Tracking the Dow Jones U.S. Dividend 100 Index, SCHD’s screening requirements include 10 consecutive years of dividend payments, with filters for cash flow-to-debt, return on equity, indicated yield, and five-year dividend growth rate.

As a result, its highly curated portfolio holds roughly 100 individual stocks with a high turnover rate of nearly 42%. Whereas VYM’s top 25 holdings account for about 78% of its total portfolio, SCHD is far more concentrated, as well. The fund’s top 10 holdings account for nearly 42% of its total portfolio.

Those stricter inclusion rules result in heavier weightings for healthcare (21%), consumer staples (20.5%), and financials (10%)—three sectors historically known for their dividend growers. The fund also has exposure to energy (14%).

Notably, with its focus on dividend growth, the ETF’s basket is far lighter on tech exposure (14%). Texas Instruments (NASDAQ: TXN) is the only tech stock in the fund’s top 10 holdings.

Instead, shareholders receive sizable weightings to Dividend Kings, including Coca-Cola (NYSE: KO), Procter & Gamble (NYSE: PG), PepsiCo (NASDAQ: PEP), and Altria Group (NYSE: MO), as well as a handful of Dividend Champions (companies that have increased their dividends for at least the last 25 consecutive year).

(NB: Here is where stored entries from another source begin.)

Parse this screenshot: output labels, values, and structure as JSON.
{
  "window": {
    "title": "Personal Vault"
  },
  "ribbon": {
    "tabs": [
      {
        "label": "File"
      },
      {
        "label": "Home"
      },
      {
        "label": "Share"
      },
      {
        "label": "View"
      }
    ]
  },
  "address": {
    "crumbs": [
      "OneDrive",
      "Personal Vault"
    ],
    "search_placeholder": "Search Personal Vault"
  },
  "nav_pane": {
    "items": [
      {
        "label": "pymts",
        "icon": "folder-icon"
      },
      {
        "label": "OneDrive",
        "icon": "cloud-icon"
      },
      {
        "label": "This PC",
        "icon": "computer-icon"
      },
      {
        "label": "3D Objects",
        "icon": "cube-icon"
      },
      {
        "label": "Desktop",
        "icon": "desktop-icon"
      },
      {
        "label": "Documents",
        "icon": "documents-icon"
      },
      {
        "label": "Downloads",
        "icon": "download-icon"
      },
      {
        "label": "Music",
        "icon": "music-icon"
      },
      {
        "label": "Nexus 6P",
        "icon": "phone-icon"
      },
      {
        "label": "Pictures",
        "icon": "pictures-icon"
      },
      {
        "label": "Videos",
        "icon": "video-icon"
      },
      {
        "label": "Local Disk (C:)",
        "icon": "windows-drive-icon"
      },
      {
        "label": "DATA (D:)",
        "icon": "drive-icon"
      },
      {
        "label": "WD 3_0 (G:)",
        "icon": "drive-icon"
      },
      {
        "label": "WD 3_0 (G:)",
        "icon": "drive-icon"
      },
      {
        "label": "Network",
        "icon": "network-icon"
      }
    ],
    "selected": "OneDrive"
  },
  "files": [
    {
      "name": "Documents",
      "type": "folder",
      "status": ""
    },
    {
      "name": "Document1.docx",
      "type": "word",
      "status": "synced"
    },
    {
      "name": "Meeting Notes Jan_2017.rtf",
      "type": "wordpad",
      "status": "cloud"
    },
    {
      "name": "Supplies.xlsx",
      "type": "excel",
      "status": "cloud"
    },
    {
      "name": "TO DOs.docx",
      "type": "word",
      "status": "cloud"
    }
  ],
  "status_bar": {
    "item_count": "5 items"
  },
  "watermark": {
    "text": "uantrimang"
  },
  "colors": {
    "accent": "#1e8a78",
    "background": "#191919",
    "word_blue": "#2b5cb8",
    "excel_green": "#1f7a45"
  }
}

SCHD’s dividend yields 3.23% on a trailing 12-month basis—more than 100 basis points higher than VYM. At current prices, that yield equates to a lower quarterly payout of around 28 cents per share. But for income investors with longer horizons, SCHD can serve as a long-term wealth builder that prioritizes compounding and dividend growth, strict inclusion filters, and inflation outperformance.